Pero Federico estaba casado con una perversa hechicera, llamada Ortrudis, la cual empezó a sembrar la más amarga duda en su pecho, diciéndole que la princesa Elsa había arrojado al mar a su hermano para heredar ella sola el trono de Brabante. Mucho esfuerzo costaba al conde dar crédito a tan horrenda acusación; pero Ortrudis amontonaba sospechas contra la doncella un día y otro día, haciéndola objeto de las más viles calumnias, hasta que consiguió llevar el odio al corazón de su esposo, el cual decidió acusar públicamente a la princesa Elsa de la muerte de su hermano.

En una ancha pradera, a orillas del río Escalda, frente al mar, está sentado el rey Enrique de Alemania bajo la frondosa encina a cuya sombra se administra justicia. A su lado, los condes y los nobles feudatarios, y enfrente, agolpado en semicírculo, el pueblo brabanzón.

Ante el rey, ceñudo y lleno de ira, habla el conde Federico. A su izquierda, rodeaba por sus doncellas, vestida de blanco y con los ojos inmóviles llenos de lágrimas, la princesa Elsa escucha su acusación.

—Escucha mi querella, rey Enrique, y que el cielo guíe la espada de tu justicia —dijo Federico—. Yo acuso ante ti y ante el pueblo a esta mujer de la muerte de su hermano el príncipe Godofredo. Juntos fueron al bosque, y bien entrada la noche volvió sola a mi casa, pálida y espantada, diciéndome que el niño había desaparecido. Ninguna razón puede alegar el pro de su inocencia; su palidez, su trastorno y los crueles remordimientos que desde entonces la atormentan acusan su crimen. Con la muerte de Godofredo ella hereda por ley el dominio de este país, tu feudatario. ¡En nombre del pueblo pido justicia contra Elsa de Brabante, la fratricida!

Estas palabras llenan de doloroso asombro al pueblo brabanzón, que se agita como un oleaje en torno a la encina de los juicios.

Elsa, muda y blanca, parece no darse cuanta de nada, con los ojos perdidos en el mar.

El rey Enrique se yergue al escuchar la acusación; cuelga su poderoso escudo de las ramas de la encina y clava su espada delante sí en el suelo.

—Que este escudo deje de protegerme —dice solemnemente— si mi voz no castiga al culpable.

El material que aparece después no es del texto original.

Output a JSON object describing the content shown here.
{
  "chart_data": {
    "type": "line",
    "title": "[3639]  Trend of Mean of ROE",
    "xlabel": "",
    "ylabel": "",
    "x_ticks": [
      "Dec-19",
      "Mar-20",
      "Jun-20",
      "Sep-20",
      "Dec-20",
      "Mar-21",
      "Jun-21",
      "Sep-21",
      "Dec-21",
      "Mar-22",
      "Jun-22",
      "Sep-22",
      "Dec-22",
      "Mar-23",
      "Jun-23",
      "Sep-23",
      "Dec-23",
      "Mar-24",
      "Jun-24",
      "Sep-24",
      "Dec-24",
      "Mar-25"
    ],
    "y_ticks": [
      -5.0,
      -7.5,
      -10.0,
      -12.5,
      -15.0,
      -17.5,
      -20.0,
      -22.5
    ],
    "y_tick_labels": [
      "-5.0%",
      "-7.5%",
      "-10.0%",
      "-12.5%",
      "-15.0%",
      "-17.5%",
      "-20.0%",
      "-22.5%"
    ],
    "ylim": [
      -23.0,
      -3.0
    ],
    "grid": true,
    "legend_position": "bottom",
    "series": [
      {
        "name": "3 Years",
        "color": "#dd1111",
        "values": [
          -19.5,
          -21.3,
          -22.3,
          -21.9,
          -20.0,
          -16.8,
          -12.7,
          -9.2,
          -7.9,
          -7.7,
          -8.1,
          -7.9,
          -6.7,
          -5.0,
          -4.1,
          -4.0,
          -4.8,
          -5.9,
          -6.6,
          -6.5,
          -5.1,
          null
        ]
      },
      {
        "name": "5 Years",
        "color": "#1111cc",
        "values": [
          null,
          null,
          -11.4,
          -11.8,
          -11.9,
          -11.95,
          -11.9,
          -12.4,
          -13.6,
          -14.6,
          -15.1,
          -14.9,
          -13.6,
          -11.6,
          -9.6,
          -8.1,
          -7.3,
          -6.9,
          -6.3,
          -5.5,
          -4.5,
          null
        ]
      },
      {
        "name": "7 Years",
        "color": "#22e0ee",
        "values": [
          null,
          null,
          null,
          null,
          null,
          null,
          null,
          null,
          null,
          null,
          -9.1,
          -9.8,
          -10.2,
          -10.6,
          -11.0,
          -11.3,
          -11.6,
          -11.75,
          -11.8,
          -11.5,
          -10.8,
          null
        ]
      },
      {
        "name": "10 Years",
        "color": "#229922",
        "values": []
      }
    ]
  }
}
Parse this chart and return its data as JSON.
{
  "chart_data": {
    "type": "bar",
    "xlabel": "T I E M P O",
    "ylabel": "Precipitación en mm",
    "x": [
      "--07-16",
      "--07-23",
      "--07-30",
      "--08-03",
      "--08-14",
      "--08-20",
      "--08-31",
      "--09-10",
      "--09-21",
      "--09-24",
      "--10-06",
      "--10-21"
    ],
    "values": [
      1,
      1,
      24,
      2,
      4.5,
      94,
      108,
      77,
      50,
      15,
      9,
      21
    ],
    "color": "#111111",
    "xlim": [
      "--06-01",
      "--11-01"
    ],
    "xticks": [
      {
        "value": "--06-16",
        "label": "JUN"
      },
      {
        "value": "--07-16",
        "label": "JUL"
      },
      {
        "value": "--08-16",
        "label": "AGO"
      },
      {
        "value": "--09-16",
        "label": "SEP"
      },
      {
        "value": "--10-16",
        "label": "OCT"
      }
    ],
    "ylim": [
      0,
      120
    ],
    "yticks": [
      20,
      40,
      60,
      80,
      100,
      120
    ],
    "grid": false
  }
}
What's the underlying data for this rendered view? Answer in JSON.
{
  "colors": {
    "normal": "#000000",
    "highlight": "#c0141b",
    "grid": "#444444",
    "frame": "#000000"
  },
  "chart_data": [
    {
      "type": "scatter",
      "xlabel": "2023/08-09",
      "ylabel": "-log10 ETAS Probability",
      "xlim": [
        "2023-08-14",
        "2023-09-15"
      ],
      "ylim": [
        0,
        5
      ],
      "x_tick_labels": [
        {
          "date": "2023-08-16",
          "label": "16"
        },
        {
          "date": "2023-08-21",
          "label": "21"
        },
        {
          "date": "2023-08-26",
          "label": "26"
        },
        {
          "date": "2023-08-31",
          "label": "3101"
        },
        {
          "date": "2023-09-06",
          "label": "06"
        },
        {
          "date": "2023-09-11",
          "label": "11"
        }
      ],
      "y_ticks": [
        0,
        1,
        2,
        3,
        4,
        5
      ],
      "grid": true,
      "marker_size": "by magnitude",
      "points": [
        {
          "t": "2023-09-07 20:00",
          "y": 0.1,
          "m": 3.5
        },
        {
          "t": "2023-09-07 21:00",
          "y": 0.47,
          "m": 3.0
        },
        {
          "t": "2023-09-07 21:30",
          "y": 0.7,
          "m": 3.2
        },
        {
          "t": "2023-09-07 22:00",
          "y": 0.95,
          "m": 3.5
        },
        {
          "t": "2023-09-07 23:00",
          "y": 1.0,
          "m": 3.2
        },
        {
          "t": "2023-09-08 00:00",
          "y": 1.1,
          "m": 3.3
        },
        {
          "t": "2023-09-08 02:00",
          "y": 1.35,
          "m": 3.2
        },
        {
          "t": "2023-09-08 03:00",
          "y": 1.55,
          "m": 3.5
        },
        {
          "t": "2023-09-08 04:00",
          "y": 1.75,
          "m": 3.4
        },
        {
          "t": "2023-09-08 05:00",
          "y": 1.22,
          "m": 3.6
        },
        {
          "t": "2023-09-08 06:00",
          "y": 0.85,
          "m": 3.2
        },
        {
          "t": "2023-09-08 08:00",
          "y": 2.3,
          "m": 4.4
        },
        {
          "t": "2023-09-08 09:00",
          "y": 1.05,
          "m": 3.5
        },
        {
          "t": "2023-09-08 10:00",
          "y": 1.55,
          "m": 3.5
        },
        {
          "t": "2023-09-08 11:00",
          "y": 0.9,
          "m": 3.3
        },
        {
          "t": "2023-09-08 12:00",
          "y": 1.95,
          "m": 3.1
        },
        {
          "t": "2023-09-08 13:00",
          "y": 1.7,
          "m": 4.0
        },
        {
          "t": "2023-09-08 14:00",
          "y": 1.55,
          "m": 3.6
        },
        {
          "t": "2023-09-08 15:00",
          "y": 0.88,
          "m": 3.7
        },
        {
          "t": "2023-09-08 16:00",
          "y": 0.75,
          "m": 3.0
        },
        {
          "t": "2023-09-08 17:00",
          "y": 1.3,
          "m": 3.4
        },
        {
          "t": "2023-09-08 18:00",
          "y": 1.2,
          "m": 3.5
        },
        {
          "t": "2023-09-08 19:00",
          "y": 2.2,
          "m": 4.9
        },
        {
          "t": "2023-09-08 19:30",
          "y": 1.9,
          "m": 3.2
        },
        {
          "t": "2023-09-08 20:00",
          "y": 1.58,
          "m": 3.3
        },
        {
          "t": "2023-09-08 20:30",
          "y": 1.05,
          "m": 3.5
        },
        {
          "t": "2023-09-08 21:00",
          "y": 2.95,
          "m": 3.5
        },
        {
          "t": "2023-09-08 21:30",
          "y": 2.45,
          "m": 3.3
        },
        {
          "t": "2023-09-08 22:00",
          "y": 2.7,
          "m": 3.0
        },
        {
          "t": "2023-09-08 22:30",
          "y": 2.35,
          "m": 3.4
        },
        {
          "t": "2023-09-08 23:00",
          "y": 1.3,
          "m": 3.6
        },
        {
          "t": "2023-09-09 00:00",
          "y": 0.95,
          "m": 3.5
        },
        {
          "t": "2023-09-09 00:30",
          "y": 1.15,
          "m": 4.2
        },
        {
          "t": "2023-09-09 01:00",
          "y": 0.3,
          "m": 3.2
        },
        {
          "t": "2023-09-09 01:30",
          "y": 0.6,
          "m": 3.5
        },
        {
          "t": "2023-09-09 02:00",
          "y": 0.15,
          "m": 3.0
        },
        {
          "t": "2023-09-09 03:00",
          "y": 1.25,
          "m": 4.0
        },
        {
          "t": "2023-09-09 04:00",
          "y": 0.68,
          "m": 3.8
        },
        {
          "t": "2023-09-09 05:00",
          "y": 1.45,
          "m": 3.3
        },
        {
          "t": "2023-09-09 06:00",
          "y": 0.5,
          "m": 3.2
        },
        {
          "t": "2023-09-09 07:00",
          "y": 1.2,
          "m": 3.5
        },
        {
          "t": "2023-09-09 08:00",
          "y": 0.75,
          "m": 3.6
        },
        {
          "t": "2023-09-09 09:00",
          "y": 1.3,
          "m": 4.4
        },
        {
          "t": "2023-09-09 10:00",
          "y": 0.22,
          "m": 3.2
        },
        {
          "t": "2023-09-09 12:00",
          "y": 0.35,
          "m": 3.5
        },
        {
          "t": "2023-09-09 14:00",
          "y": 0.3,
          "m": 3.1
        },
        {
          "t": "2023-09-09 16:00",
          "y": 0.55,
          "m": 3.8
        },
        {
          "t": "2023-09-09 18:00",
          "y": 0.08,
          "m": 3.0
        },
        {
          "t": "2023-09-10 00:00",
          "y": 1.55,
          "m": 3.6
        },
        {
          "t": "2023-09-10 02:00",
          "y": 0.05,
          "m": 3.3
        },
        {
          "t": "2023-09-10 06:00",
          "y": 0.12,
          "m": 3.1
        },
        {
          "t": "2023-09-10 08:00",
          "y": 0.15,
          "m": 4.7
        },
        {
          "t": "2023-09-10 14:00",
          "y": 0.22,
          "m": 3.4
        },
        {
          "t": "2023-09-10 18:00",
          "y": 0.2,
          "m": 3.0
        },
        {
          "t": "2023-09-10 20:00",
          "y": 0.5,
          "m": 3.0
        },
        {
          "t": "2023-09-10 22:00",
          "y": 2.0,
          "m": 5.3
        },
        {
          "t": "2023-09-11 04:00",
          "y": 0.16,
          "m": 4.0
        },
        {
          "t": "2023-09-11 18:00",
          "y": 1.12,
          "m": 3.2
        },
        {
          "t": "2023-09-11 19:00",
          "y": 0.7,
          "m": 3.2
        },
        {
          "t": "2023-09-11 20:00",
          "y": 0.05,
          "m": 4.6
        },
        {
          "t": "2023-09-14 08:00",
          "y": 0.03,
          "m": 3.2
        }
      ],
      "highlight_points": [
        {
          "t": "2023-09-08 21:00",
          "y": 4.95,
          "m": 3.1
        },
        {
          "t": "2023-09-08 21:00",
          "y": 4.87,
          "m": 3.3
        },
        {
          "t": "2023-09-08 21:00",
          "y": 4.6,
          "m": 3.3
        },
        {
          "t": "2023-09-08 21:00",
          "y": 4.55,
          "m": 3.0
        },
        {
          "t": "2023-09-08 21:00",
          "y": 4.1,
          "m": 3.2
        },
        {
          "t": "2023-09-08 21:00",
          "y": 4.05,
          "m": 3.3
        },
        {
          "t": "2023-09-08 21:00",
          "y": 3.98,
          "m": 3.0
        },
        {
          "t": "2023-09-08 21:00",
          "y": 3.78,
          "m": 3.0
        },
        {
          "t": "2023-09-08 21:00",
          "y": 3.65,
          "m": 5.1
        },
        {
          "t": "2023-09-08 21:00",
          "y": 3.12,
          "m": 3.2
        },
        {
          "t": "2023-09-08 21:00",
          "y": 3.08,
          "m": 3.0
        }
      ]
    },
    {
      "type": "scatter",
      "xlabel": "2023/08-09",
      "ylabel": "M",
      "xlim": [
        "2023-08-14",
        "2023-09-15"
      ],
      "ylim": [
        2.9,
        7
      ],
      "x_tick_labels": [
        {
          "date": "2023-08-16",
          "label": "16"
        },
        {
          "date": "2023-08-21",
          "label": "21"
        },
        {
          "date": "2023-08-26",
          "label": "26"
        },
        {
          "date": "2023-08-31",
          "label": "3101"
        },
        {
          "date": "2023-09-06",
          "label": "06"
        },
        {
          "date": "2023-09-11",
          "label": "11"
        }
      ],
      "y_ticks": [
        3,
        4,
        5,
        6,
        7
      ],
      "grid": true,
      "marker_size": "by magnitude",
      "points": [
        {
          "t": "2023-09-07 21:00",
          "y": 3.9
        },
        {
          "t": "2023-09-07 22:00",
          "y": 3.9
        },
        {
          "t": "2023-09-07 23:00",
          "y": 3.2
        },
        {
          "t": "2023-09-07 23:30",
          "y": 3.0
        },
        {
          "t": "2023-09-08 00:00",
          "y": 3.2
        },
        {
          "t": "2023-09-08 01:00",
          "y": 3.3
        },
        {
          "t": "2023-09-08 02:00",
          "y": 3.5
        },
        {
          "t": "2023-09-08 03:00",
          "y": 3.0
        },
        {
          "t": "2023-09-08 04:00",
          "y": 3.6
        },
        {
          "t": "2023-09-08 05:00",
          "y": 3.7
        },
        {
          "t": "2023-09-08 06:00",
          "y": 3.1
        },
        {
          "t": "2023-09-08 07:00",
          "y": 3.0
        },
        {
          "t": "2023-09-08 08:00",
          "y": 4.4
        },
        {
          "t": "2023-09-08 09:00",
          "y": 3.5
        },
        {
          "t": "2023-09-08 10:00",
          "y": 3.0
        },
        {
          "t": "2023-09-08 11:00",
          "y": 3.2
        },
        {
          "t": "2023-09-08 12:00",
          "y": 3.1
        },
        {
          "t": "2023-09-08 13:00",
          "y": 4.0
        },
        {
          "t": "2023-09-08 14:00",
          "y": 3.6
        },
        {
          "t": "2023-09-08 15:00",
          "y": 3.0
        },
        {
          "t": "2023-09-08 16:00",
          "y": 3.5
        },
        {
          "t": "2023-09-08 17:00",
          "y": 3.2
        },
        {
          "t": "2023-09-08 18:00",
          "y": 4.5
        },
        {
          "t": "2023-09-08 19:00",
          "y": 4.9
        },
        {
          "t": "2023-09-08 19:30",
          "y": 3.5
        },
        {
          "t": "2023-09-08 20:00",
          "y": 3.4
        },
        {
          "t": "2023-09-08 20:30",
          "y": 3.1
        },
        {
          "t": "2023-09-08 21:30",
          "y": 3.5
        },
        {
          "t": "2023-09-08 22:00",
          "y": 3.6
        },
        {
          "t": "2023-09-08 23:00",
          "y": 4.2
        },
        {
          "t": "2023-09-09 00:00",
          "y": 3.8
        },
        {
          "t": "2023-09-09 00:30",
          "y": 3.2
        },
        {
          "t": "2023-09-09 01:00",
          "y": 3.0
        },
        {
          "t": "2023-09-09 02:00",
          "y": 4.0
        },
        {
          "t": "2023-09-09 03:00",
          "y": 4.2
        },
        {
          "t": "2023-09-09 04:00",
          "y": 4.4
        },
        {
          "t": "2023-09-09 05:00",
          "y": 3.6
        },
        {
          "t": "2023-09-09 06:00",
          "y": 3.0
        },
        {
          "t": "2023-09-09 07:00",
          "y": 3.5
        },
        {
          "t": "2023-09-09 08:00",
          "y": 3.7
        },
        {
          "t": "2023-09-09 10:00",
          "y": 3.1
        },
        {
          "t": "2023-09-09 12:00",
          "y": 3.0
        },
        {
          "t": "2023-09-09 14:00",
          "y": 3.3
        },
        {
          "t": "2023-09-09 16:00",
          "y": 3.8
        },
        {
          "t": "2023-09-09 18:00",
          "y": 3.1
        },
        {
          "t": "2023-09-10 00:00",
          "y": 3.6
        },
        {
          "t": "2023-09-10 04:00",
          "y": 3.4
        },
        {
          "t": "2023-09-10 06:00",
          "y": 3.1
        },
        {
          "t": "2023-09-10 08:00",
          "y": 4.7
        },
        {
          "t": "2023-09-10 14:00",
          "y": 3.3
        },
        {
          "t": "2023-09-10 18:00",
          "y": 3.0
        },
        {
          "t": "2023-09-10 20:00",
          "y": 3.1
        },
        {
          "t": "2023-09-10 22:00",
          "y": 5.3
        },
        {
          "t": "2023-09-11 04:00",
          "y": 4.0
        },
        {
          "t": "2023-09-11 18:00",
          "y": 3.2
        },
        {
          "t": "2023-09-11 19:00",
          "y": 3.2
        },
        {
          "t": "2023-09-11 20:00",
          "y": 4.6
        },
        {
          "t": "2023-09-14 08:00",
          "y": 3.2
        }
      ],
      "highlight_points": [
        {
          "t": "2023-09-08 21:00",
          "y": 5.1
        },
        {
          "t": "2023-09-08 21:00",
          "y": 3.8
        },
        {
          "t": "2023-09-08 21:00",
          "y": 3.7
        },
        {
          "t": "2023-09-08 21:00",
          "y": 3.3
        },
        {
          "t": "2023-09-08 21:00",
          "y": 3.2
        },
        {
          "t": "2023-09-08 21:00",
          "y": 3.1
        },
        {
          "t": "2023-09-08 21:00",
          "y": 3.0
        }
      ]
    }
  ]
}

A estas palabras todos los guerreros se despojan de sus armas, que dejan desnudas sobre la yerba. Y hay un hondo silencio de ansiedad.

—¡Elsa de Brabante! —dice el rey Enrique—. ¿Has escuchado de qué crimen se te acusa? Elsa no contesta. Sus labios sólo murmuran en voz baja:

—¡Pobre hermano mío!

—¡Elsa de Brabante! —vuelve a decir el rey—. Terrible es la acusación y débil el juicio humano para sentenciar. ¿Aceptas someterte a la decisión del cielo?

Elsa hace con la cabeza un gesto afirmativo.

—Y tú, conde Federico, ¿aceptas igualmente la sentencia por un juicio de Dios, sosteniendo con las armas tus palabras?

—Acepto —responde Federico—. He aquí mi espada dispuesta a mantener la acusación. Hágase el llamamiento y salga al campo el que quiera defender contra mí la inocencia de Elsa.

Entonces cuatro heraldos, adelantándose al Norte y al Sur, al Este y al Oeste, señalan el campo de la liza clavando sus lanzas en los cuatro extremos, y hacen sonar al mismo tiempo los clarines, clamando:

—¡Salga a combatir el que quiera, en juicio de Dios, por la inocencia de Elsa de Brabante!

Nadie se mueve. Los hombres miran con lástima las lágrimas de la princesa, pero ninguno se atreve a defenderla con las armas. Un largo espacio espera el rey, con la cabeza caída sobre el pecho. Después levanta su guante, y la llamada de los heraldos suena por segunda vez. Elsa mira con angustia en torno; pero nadie se adelanta.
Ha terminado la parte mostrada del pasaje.